SUMMARY: Before you expand globally, be sure you know the technology, demographics and culture differences of those new markets.
he 1958 novel The Ugly American was a fictionalized study of American jingoism in action. Its Americans didn’t embrace other cultures or try to understand them and then offer better solutions. Rather, they took a preconceived solution, put the culture ‘in need’ in a bear hug and tried to bend that culture around the existing solution.
Fast forward to now. The same dynamic is at work as American tech companies try to expand into international markets. Historically, internet-driven technology has radiated outward from Silicon Valley. Some of this is due to the difficult reality of scaling an internationalized application or service. But much of it is driven by projection bias and its partner in crime – false consensus bias. To put it another way – if people like it in Silicon Valley, they’ll like it everywhere.
But, that dynamic is no longer true (if indeed it ever was.) The next 1 billion new internet users will be located all over the world in cultures and economies with quite different and diffused needs compared to North American and European early adopters.
Silicon Valley is now looking to emerging regions like China, India and Brazil, where mobile usage is skyrocketing, for their new consumer-base. In this dynamic, the one-size-fits-all-model fails more than it succeeds. It fails for the simple reason that each market has different mobile usage needs, habits and demographic drivers that require a localized approach to product, acquisition and retention.
The winners of the next wave of the web will be those who best balance the product, marketing and strategic tension between standardization and localization.
Start with the following 3 steps.
Know your tech differences
Start right here. Your product must comply with market-germane needs around privacy, data handling and regulations – they often differ widely from country to country. Consider Brazil. If you’re a web browser trying to grow in Brazil you’ll need to implement the G-Buster plugin. G-Buster is designed to prevent any malicious code from running during the authorization or transaction process. This mechanism is the only security measure used by Caixa and Banco do Brasil to protect their customers.
Heard about Amazon’s trouble in India? Indian laws won’t allow Amazon to sell and stock products themselves.

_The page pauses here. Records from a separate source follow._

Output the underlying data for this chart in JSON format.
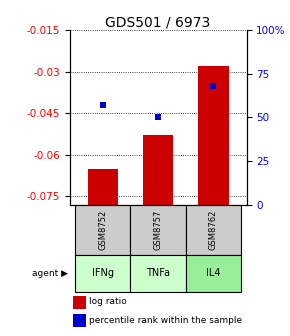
{
  "title": "GDS501 / 6973",
  "samples": [
    "GSM8752",
    "GSM8757",
    "GSM8762"
  ],
  "agents": [
    "IFNg",
    "TNFa",
    "IL4"
  ],
  "log_ratios": [
    -0.065,
    -0.053,
    -0.028
  ],
  "percentile_ranks": [
    57,
    50,
    68
  ],
  "ylim_left": [
    -0.078,
    -0.015
  ],
  "ylim_right": [
    0,
    100
  ],
  "yticks_left": [
    -0.075,
    -0.06,
    -0.045,
    -0.03,
    -0.015
  ],
  "yticks_right": [
    0,
    25,
    50,
    75,
    100
  ],
  "bar_color": "#cc0000",
  "percentile_color": "#0000cc",
  "agent_colors": [
    "#ccffcc",
    "#ccffcc",
    "#99ee99"
  ],
  "sample_bg_color": "#cccccc",
  "legend_bar_color": "#cc0000",
  "legend_pct_color": "#0000cc",
  "grid_color": "#000000",
  "title_fontsize": 10,
  "tick_fontsize": 7.5,
  "label_fontsize": 7
}
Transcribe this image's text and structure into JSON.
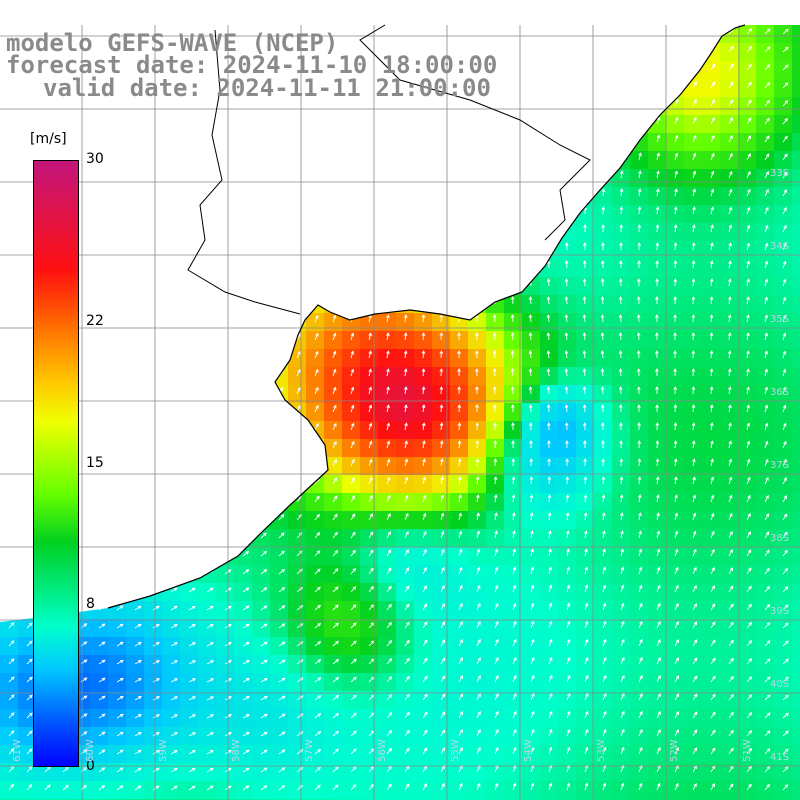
{
  "title": {
    "line1": "modelo GEFS-WAVE (NCEP)",
    "line2": "forecast date: 2024-11-10 18:00:00",
    "line3": "valid date: 2024-11-11 21:00:00"
  },
  "colorbar": {
    "units": "[m/s]",
    "ticks": [
      {
        "label": "30",
        "value": 30
      },
      {
        "label": "22",
        "value": 22
      },
      {
        "label": "15",
        "value": 15
      },
      {
        "label": "8",
        "value": 8
      },
      {
        "label": "0",
        "value": 0
      }
    ],
    "colors": [
      "#0000ff",
      "#00c8ff",
      "#00ffcc",
      "#00d020",
      "#66ff00",
      "#f0ff00",
      "#ff6a00",
      "#ff1010",
      "#c2167c"
    ]
  },
  "map": {
    "grid_color": "#888888",
    "coast_color": "#000000",
    "arrow_color": "#ffffff",
    "land_color": "#ffffff",
    "lat_labels": [
      "33S",
      "34S",
      "35S",
      "36S",
      "37S",
      "38S",
      "39S",
      "40S",
      "41S"
    ],
    "lon_labels": [
      "61W",
      "60W",
      "59W",
      "58W",
      "57W",
      "56W",
      "55W",
      "54W",
      "53W",
      "52W",
      "51W"
    ]
  }
}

Amazon has to do it through partnerships with Indian-owned and operated middlemen – like Croma and Vijay Sales.
If you’re Android, are you working in the Android gray market? Or white? Gray market Android is shipped or modded Android that usually has Google services removed or hidden. Better for you, gray market Android gives you better screen real estate and discoverability.
Know your demographics
Understand your market’s demography. For example, the median age and reasons spent on the internet differ dramatically per region. In the U.S., the average age for internet users is 41 with shopping and e-commerce driving the majority of the usage. China’s median age is 24 and the bulk of what this cohort does online is around social sharing and casual gaming. Head to India where the average age is older than China.
In Moscow, a smaller 30 percent of total internet time per capita is spent on social networks. In a city like Volgograd, 40 percent or more total internet time per capita is spent using social networks. For Russia, the smaller the city the higher the percentage of internet time is spent using social media. Adjust accordingly or accept that you won’t be optimized in one or more markets.
Know the culture and localize your brand(s) accordingly
You’d be surprised at how many companies don’t take the time to really know their market when localizing their brands. One notorious example is Gap’s 1969 Jeans’ marketing campaign in China. 1969 was a year that most Chinese want to forget. It marked the peak of Mao’s Cultural Revolution – where intelligentsia and political enemies were being tortured, executed and/or sent to countryside labor camps. For China, 1969 was the furthest thing from the Gap’s vision of 1969 – a free-spirited period of personal empowerment and self-expression. So, know the history. Know the culture. Hire for your market. Conduct outreach to potential customers. Then, run your entire brand architecture and product set through your newly-developed cultural filter.
The challenge is balancing localization against standardization, and this applies to all companies. To win, you’ll have to move away from the “cookie-cutter” model and go local. But the balancing act is not solely limited to product and branding. You’ll find market-by-market differences in every part of your organization. Outside of product and branding, balancing local vs. global in your partnering/business development strategy is crucial. The right mix of global and local partnerships gives you the targeted credibility and user experience that melds “I have a right to be here” with, “I understand and serve your specific needs.”